Besides, written informed consent was taken from all the participants, and all methods followed relevant guidelines and regulations.
Biofilm formation
Biofilm formation was assessed quantitatively using colorimetric microtiter plate assay, as previously described by Stepanović et al. [17]. with some modifications. P. aeruginosa was cultured overnight and adjusted to the turbidity of a 0.5 McFarland standard. After diluting 1:100 in 200 μL tryptic soy broth (TSB) with 1% glucose (Merck, Darmstadt, Germany), the suspensions were transferred to sterile flat-bottomed 96-well polystyrene microplates. McFarland solutions (0.5, 1, and 3) were prepared from L. agilis and centrifuged, and the supernatant was separated and filtered by 0.2 μm filtration. Afterward, the filtered supernatant was added to the 96 well microplates (P. aeruginosa, and P. aeruginosa with L. agilis supernatant). Following 24 h of incubation at 37 °C, the wells were gently washed three times with sterile phosphate-buffered saline (PBS, pH 7.3). 99% methanol solution was used for 15 min to fix biofilms, and the solutions were removed. The plate was then air-dried, and 200 μL crystal violet 0.1% (Sigma Chemical Co., St Louis, MO, USA) was used to stain the biofilms for 5 min at room temperature, followed by rinsing with water and drying. The biofilm in each well was distained by 200 μL of 95% ethanol for 30 min. At 570 nm, the samples' optical density (OD) was measured on a microtiter plate reader (BioTek, Bad Friedrichshall, Germany). Experiments were run three times in triplicate.
Scanning electron microscopy
To conduct scanning electron microscopy (SEM), specimens were fixed in a glutaral-dehyde solution of 2.5% at 4 °C for 2 h, washed three times with a PBS solution (1 min each), immersed in a 1% osmic acid solution at 4 °C for 2 h, and dehydrated serially in 50%, 70%, and 95% absolute ethanol solutions for 10 min.
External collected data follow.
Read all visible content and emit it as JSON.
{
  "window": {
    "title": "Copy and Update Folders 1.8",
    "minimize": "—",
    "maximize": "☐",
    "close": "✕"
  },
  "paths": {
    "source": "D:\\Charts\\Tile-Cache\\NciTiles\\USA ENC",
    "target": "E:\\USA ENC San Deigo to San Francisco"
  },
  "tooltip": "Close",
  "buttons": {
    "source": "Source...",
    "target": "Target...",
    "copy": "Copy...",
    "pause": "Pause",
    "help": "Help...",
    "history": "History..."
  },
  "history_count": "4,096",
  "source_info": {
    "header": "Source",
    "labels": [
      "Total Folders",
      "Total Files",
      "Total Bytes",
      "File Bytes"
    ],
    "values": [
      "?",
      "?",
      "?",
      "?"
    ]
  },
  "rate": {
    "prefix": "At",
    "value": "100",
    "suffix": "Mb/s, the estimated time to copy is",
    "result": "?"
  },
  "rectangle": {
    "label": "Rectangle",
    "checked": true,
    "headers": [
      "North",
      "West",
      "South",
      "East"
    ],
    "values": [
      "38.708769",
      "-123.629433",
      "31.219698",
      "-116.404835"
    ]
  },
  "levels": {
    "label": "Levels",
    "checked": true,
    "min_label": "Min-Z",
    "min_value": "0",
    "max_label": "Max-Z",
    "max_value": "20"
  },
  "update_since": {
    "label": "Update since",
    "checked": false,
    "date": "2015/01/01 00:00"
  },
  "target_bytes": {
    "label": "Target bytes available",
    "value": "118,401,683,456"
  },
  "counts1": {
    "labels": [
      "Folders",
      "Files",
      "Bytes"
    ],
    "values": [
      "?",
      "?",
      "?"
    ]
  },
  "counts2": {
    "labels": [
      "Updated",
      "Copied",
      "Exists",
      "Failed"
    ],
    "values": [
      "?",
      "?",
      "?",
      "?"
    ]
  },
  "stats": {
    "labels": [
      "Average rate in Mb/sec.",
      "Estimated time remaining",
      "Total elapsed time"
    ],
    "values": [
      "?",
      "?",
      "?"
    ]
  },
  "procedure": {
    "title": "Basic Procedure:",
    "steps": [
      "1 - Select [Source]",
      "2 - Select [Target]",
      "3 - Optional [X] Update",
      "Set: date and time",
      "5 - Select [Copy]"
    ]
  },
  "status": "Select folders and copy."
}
Risoamyl acetate was substituted for ethanol during dehydration for 20 min at 4 °C. The sample tissues were then dried in a vacuum, sprayed with an IB3 (IB5) ion-sputtering, and analyzed by SEM.
RNA extraction steps
RNX-plus kit (Sina Clone) was used to extract RNA. 1 ml ice-cold RNXTM–PLUS solution was added to 2 ml tube containing a homogenized sample and then vortexed for 5-10 secs and incubated at room temperature for 5 min. In the next step, 200 μl of chloroform was added and mixed well for 15 secs by shaking. It was then incubated on ice for 5 min, followed by centrifugation at 12000 rpm at 4 °C for 15 min. The Aqueous phase was transferred to a new RNase-free 1.5 ml tube, and an equal volume of isopropanol was added, mixed gently, and incubated on ice for 15 min. The mixture was centrifuged at 12000 rpm at 4 °C for 15 min. The supernatant was discarded, and 1 ml of 75% ethanol was added and vortexed shortly to dislodge the pellet and then centrifuged at 4 °C for 8 min. at 7500 rpm. The supernatant was discarded, and the pellet was dried at room temperature for a few minutes. Pellet was then dissolved in 50 μl of DEPC-treated water. To facilitate dissolving, the tube was placed in 55-60 °C water bath for 10 min.
cDNA synthesis
One microgram of extracted RNA was transferred to the microtube. The required materials, such as random primer, oligo dT, and reverse transcriptase enzymes, were added and left at 37 °C for 10 min and then at 85 °C for 5 secs (see Table 1). The reaction mixture's incubation occurred under specific conditions (see Table 2).
Real-time polymerase chain reaction (PCR)
RNA was extracted from treated and control samples. Takara Synthesis Kit was used to synthesize cDNA using the manufacturer's instructions after confirming quality with TRIzol reagent after 24 h. SYBR green method was used for real-time PCR, and 16srRNA was used as a reference gene. The sequence of primers is listed in Table 3. A dye can be added to the PCR mixture, which creates a fluorescent signal by binding to the double-stranded DNA. This color is called SYBR green. This technique reports the total amount of double-stranded DNA present during PCR and at any time. During each real-time PCR cycle, the fluorescent signal increases as double-stranded DNA binds to SYBR green. Of course, the reported value may be higher than the actual value. The reason for this issue is the non-specific binding of primers to each other and the production of primer dimers, the production of non-specific products, and as a result, the amount of double-stranded DNA increases. The temperature program of this test started with 10 min at 95 °C for initial denaturation and then triple 30 secs with 95, 57, and 72 °C applied, respectively, for 35 cycles. In the end, the temperature of 72 °C was applied for the final extension for 10 min. The materials used and the qPCR program is listed in Table 4 and Table 5, respectively.
Statistical analyses
GraphPad Prism 7.0 was used to conduct the statistical analysis. The data in the SEM figures are the mean ± standard error of 3–7 replicate experiments. The statistical analysis was performed using a two-tailed Student's t-test or one-way ANOVA with Bonferroni's post-hoc test. A P-value less than 0.05 was considered significant. The results’ accuracy was supported by a melting curve graph.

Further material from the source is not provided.